Miimansa recently hosted a webinar on AI for Advancing Evidence-Based Practice in Oncology, featuring insightful discussions with experts Dr. Kshitij Joshi (Co-founder, MOC – a leading cancer care chain in Mumbai), Dr. Gayatri Tahiliani (DNB Surgical Oncology), Dr. Abhishek Chauhan (DM Critical Care), and Dr. Seema Jagiasi (Medical Oncologist, MOC Kemps Corner).
The session explored how AI can support clinical decision-making, enhance data-driven oncology practices, and bridge the gap between guidelines and real-world care.The discussion highlighted the importance of structured data capture—whether from PET scans, EMRs, or molecular reports—to improve AI-driven insights and optimize patient outcomes.
AI-Assisted but Human-Led
Recent studies on the performance on AI models on tasks such as guidelines retrieval and clinical chart abstraction have reported encouraging results but these appear to be far from “clinincal-grade”. Furthermore, clinicians rely on guidelines, clinical experience, and real-world constraints like affordability and drug availability—crucial factors for clinical decision making that appear to be challenging for the current generation of AI models
Difficult to Treat
Poor treatment response, short-lived remissions and relapses drive patients towards indication for advanced treatment lines, making clinical decisions increasingly multi-factorial and complex. “Patchy” information availability is a key challenge in such patients. Even though a number of molecular markers are known candidates for personalized therapy selection and prognosis, information regarding their status may be hard to come by.
Decision making for such difficult cases can be exceptionally challenging. Solutions that can efficiently search a growing body of knowledge from clinical studies, case reports, practice guidelines, including real-world sources such as historical medical records, claims and patients’ blogs that can augment the imperfect view of a patient’s condition are needed.

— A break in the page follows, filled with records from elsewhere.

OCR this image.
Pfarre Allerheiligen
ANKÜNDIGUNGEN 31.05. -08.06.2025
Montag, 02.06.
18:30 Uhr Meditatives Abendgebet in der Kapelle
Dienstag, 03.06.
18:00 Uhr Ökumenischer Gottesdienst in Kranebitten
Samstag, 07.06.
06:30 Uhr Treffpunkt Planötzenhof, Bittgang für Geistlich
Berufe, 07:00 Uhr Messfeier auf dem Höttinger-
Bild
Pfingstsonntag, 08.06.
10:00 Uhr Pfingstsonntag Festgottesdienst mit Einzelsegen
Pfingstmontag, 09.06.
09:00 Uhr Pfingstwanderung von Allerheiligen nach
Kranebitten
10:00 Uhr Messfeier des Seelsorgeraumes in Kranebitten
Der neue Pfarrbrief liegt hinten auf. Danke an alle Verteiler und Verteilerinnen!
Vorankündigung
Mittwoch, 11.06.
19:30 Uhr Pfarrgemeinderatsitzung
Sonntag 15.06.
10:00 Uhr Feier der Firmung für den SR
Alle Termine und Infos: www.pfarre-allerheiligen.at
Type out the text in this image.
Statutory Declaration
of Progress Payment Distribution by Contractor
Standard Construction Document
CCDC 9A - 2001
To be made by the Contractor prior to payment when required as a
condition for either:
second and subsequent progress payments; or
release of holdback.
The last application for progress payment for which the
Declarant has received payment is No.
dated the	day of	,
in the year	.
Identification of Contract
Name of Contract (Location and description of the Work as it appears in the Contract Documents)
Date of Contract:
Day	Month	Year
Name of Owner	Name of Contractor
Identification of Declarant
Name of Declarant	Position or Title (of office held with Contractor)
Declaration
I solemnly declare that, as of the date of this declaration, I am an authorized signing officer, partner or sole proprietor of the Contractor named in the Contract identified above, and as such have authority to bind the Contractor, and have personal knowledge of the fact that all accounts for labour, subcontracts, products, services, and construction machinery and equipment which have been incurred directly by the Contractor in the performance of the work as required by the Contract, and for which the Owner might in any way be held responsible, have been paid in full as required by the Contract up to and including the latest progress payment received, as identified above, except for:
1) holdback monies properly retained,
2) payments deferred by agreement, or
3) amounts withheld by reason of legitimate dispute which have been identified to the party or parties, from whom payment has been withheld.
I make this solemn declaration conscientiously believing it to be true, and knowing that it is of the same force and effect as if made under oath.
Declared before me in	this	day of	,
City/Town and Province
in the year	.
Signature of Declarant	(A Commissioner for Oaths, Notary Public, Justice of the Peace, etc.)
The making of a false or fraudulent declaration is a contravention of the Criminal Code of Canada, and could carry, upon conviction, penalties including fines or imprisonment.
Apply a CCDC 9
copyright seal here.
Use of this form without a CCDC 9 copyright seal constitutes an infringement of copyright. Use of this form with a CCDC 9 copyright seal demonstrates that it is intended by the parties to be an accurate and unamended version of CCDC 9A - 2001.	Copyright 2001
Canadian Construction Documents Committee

Recommendations backed by Evidence
Explainability of AI generated recommendations is important for their inclusion in the treatment decision workflow. Practice guidelines related to a given condition can seldom misalign. Support for a particular recommendation through clinical history, external knowledge sources and secondary analyses builds trust in the veracity of AI generated recommendations and is essential for their adoption in clinical practice
AI for Oncology
Domain-adapted AI systems are increasingly demonstrating their superiority over larger, more general foundational models, particularly in specialized fields.. This is because these models are trained on a vast corpus of general data, which may not adequately represent the intricacies and specific patterns within a particular area, such as cancer biology.
Our understanding of neoplastic disease pathways is constantly evolving, resulting in an exponential expansion of available knowledge sources. This dynamic landscape necessitates AI models that are tuned on content from the latest research and clinical practices. For AI to truly transform oncology, better data organization and India-specific solutions are essential. A future where oncologists can instantly access patient summaries, treatment guidelines, and relevant molecular insights seamlessly appears within reach. Building such a solution requires collaboration between clinicians, researchers, and AI developers—a journey Miimansa is committed to taking on.